Re: Association Rule Mining
Date: September 30, 2017 08:01AM
Glad you like the tool.
In terms of file format, the format is explained in the documentation for each algorithm. Moreover, the ARFF format, which is used by some other data mining software is also supported for some algorithms.
However, in general, there is a strict file format that must be used. So if you want to use some algorithm, you likely need to transform your data to the proper format. This is necessary because I simply cannot support all possible file formats. So the decision for this software has been to focus on the algorithms rather than offering a lot of preprocessing tools.
But there are some preprocessing tools in SPMF for some specific functions. For example:
A tool for generating a synthetic transaction database
A tool for generating a synthetic sequence database
A tool for generating a synthetic sequence database with timestamps
A tool for calculating statistics about a transaction database
A tool for calculating statistics about a sequence database
A tool for converting a sequence database to a transaction database
A tool for converting a transaction database to a sequence database
A tool for converting a text file to a sequence database (each sentences becomes a sequence)

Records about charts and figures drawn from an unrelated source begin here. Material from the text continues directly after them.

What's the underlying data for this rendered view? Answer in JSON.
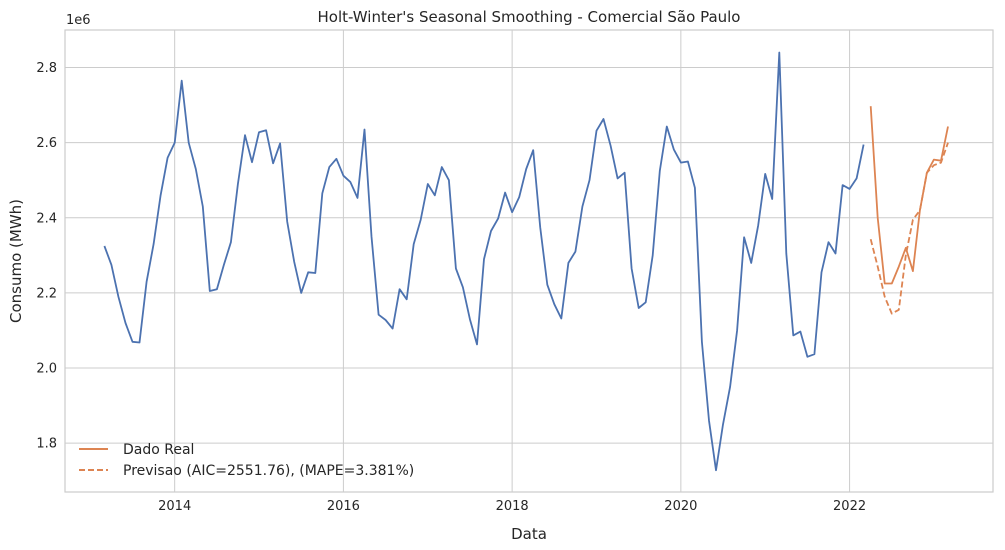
{
  "chart_data": {
    "type": "line",
    "title": "Holt-Winter's Seasonal Smoothing - Comercial São Paulo",
    "xlabel": "Data",
    "ylabel": "Consumo (MWh)",
    "y_offset_text": "1e6",
    "xlim": [
      2012.7,
      2023.7
    ],
    "ylim": [
      1.67,
      2.9
    ],
    "x_ticks": [
      2014,
      2016,
      2018,
      2020,
      2022
    ],
    "x_tick_labels": [
      "2014",
      "2016",
      "2018",
      "2020",
      "2022"
    ],
    "y_ticks": [
      1.8,
      2.0,
      2.2,
      2.4,
      2.6,
      2.8
    ],
    "y_tick_labels": [
      "1.8",
      "2.0",
      "2.2",
      "2.4",
      "2.6",
      "2.8"
    ],
    "grid": true,
    "legend_position": "lower-left",
    "colors": {
      "history": "#4c72b0",
      "forecast": "#dd8452",
      "grid": "#cccccc"
    },
    "history": {
      "start": "2013-03",
      "values": [
        2.325,
        2.275,
        2.19,
        2.12,
        2.07,
        2.068,
        2.23,
        2.33,
        2.46,
        2.56,
        2.6,
        2.765,
        2.6,
        2.53,
        2.43,
        2.205,
        2.21,
        2.275,
        2.335,
        2.49,
        2.62,
        2.548,
        2.628,
        2.633,
        2.545,
        2.598,
        2.39,
        2.283,
        2.2,
        2.255,
        2.253,
        2.465,
        2.535,
        2.557,
        2.512,
        2.495,
        2.453,
        2.635,
        2.35,
        2.142,
        2.128,
        2.105,
        2.21,
        2.183,
        2.33,
        2.395,
        2.49,
        2.46,
        2.535,
        2.5,
        2.265,
        2.215,
        2.13,
        2.063,
        2.29,
        2.365,
        2.398,
        2.467,
        2.415,
        2.455,
        2.53,
        2.58,
        2.375,
        2.222,
        2.17,
        2.132,
        2.28,
        2.31,
        2.43,
        2.5,
        2.632,
        2.663,
        2.592,
        2.505,
        2.52,
        2.265,
        2.16,
        2.175,
        2.3,
        2.525,
        2.643,
        2.582,
        2.547,
        2.55,
        2.48,
        2.07,
        1.86,
        1.728,
        1.85,
        1.95,
        2.1,
        2.348,
        2.28,
        2.38,
        2.517,
        2.45,
        2.84,
        2.305,
        2.087,
        2.097,
        2.03,
        2.037,
        2.255,
        2.335,
        2.305,
        2.487,
        2.477,
        2.505,
        2.595
      ]
    },
    "series": [
      {
        "name": "Dado Real",
        "style": "solid",
        "start": "2022-04",
        "values": [
          2.697,
          2.4,
          2.225,
          2.225,
          2.27,
          2.32,
          2.258,
          2.42,
          2.52,
          2.555,
          2.552,
          2.643
        ]
      },
      {
        "name": "Previsao (AIC=2551.76), (MAPE=3.381%)",
        "style": "dashed",
        "start": "2022-04",
        "values": [
          2.343,
          2.27,
          2.19,
          2.145,
          2.155,
          2.3,
          2.395,
          2.42,
          2.52,
          2.54,
          2.547,
          2.6
        ]
      }
    ]
  }
}
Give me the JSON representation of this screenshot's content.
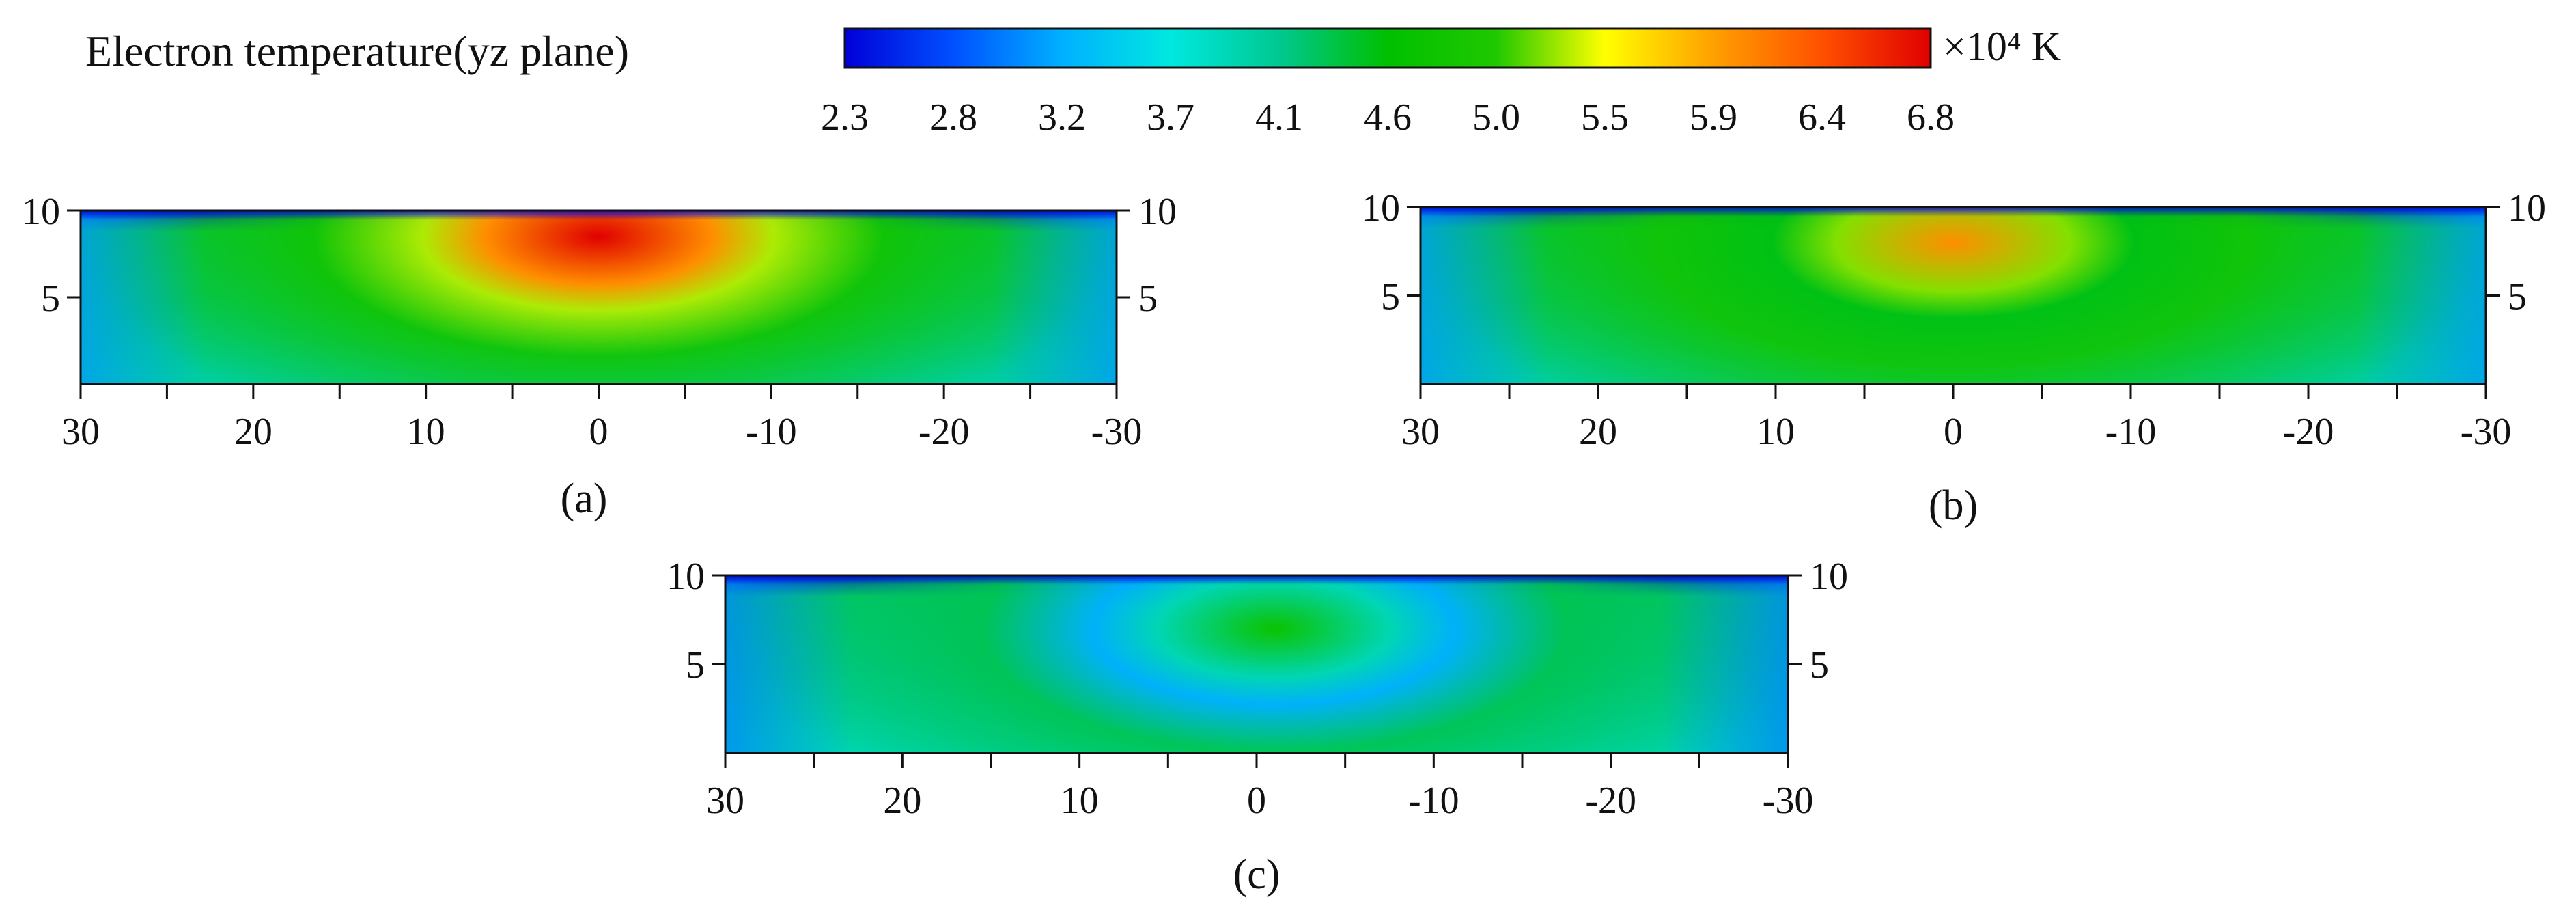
{
  "figure_title": "Electron temperature(yz plane)",
  "colorbar": {
    "unit": "×10⁴ K",
    "ticks": [
      "2.3",
      "2.8",
      "3.2",
      "3.7",
      "4.1",
      "4.6",
      "5.0",
      "5.5",
      "5.9",
      "6.4",
      "6.8"
    ],
    "min": 2.3,
    "max": 6.8,
    "colors": [
      "#0000d8",
      "#0050ff",
      "#00b0ff",
      "#00e8e0",
      "#00c890",
      "#00c000",
      "#20c800",
      "#ffff00",
      "#ffa000",
      "#ff5000",
      "#e00000"
    ]
  },
  "chart_data": [
    {
      "type": "heatmap",
      "panel_label": "(a)",
      "x_ticks": [
        "30",
        "20",
        "10",
        "0",
        "-10",
        "-20",
        "-30"
      ],
      "x_range": [
        30,
        -30
      ],
      "y_ticks": [
        "10",
        "5"
      ],
      "y_range": [
        0,
        10
      ],
      "background_value_1e4K": 4.0,
      "hotspot": {
        "center_x": 0,
        "center_z": 8.5,
        "peak_value_1e4K": 6.8
      },
      "mid_value_1e4K": 4.8,
      "edge_value_1e4K": 2.5
    },
    {
      "type": "heatmap",
      "panel_label": "(b)",
      "x_ticks": [
        "30",
        "20",
        "10",
        "0",
        "-10",
        "-20",
        "-30"
      ],
      "x_range": [
        30,
        -30
      ],
      "y_ticks": [
        "10",
        "5"
      ],
      "y_range": [
        0,
        10
      ],
      "background_value_1e4K": 4.0,
      "hotspot": {
        "center_x": 0,
        "center_z": 8.0,
        "peak_value_1e4K": 6.0
      },
      "mid_value_1e4K": 4.8,
      "edge_value_1e4K": 2.5
    },
    {
      "type": "heatmap",
      "panel_label": "(c)",
      "x_ticks": [
        "30",
        "20",
        "10",
        "0",
        "-10",
        "-20",
        "-30"
      ],
      "x_range": [
        30,
        -30
      ],
      "y_ticks": [
        "10",
        "5"
      ],
      "y_range": [
        0,
        10
      ],
      "background_value_1e4K": 3.9,
      "hotspot": {
        "center_x": -1,
        "center_z": 7.0,
        "peak_value_1e4K": 4.7
      },
      "mid_value_1e4K": 4.3,
      "edge_value_1e4K": 2.4
    }
  ]
}
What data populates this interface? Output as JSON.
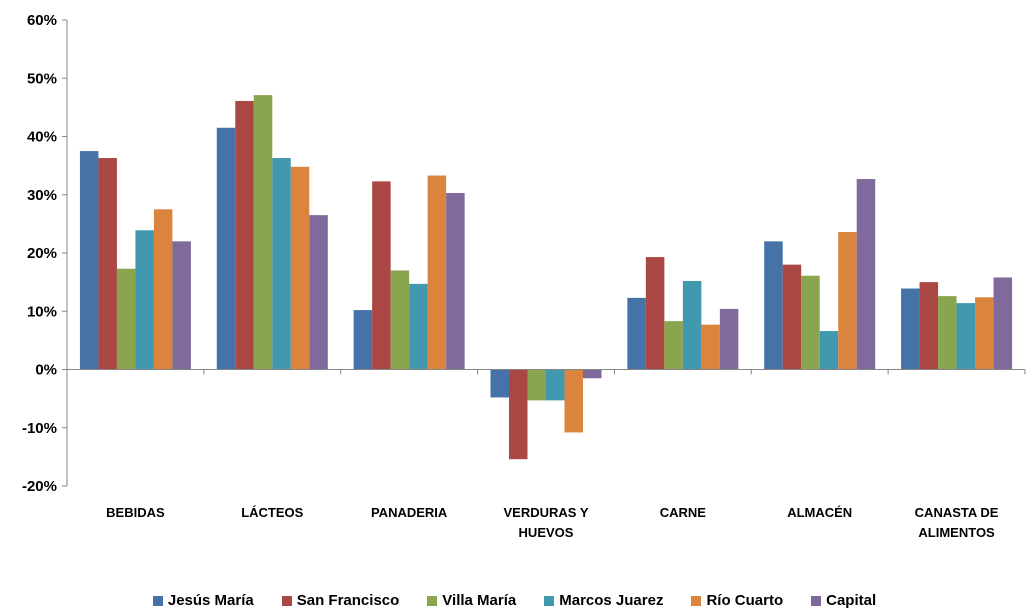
{
  "chart_data": {
    "type": "bar",
    "title": "",
    "xlabel": "",
    "ylabel": "",
    "ylim": [
      -0.2,
      0.6
    ],
    "yticks": [
      -0.2,
      -0.1,
      0,
      0.1,
      0.2,
      0.3,
      0.4,
      0.5,
      0.6
    ],
    "ytick_labels": [
      "-20%",
      "-10%",
      "0%",
      "10%",
      "20%",
      "30%",
      "40%",
      "50%",
      "60%"
    ],
    "grid": false,
    "legend_position": "bottom",
    "categories": [
      [
        "BEBIDAS"
      ],
      [
        "LÁCTEOS"
      ],
      [
        "PANADERIA"
      ],
      [
        "VERDURAS Y",
        "HUEVOS"
      ],
      [
        "CARNE"
      ],
      [
        "ALMACÉN"
      ],
      [
        "CANASTA DE",
        "ALIMENTOS"
      ]
    ],
    "series": [
      {
        "name": "Jesús María",
        "color": "#4572A7",
        "values": [
          0.375,
          0.415,
          0.102,
          -0.048,
          0.123,
          0.22,
          0.139
        ]
      },
      {
        "name": "San Francisco",
        "color": "#AA4643",
        "values": [
          0.363,
          0.461,
          0.323,
          -0.154,
          0.193,
          0.18,
          0.15
        ]
      },
      {
        "name": "Villa María",
        "color": "#89A54E",
        "values": [
          0.173,
          0.471,
          0.17,
          -0.053,
          0.083,
          0.161,
          0.126
        ]
      },
      {
        "name": "Marcos Juarez",
        "color": "#4198AF",
        "values": [
          0.239,
          0.363,
          0.147,
          -0.053,
          0.152,
          0.066,
          0.114
        ]
      },
      {
        "name": "Río Cuarto",
        "color": "#DB843D",
        "values": [
          0.275,
          0.348,
          0.333,
          -0.108,
          0.077,
          0.236,
          0.124
        ]
      },
      {
        "name": "Capital",
        "color": "#80699B",
        "values": [
          0.22,
          0.265,
          0.303,
          -0.015,
          0.104,
          0.327,
          0.158
        ]
      }
    ]
  }
}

A tool for converting a sequence database in various formats (CSV, KOSARAK, BMS, IBM...) to a sequence database in SPMF format
A tool for converting a transaction database in various formats (CSV...) to a transaction database in SPMF format
A tool for converting time-series to a sequence database
A tool to generate utility values for a transaction database
A tool to add timestamps to a sequence database
A tool for removing utility information from a database having utility information
A tool to resize a database in SPMF format (a text file) using a percentage of lines of data from an original database.
A tool for visualizing time-series
Besides, if you work with time series, there are also some additional preprocessing options:
an algorithm for calculating the moving average of a time series (to remove noise) new
an algorithm for calculating the piecewise aggregate approximation of a time series (to reduce the number of data points of a time series) new
an algorithm for calculating the linear regression line of a time series (using the least squares method) new
an algorithm for splitting a time series into segments of a given length new
an algorithm for splitting a time series into a given number of segmentsnew
But if you need something else, you can always ask. If it is something that can be useful for more than one person, maybe I can implement it. Or if you want to provide some code for a new tool or features, it is also possible.
Edited 1 time(s). Last edit at 09/30/2017 08:03AM by webmasterphilfv.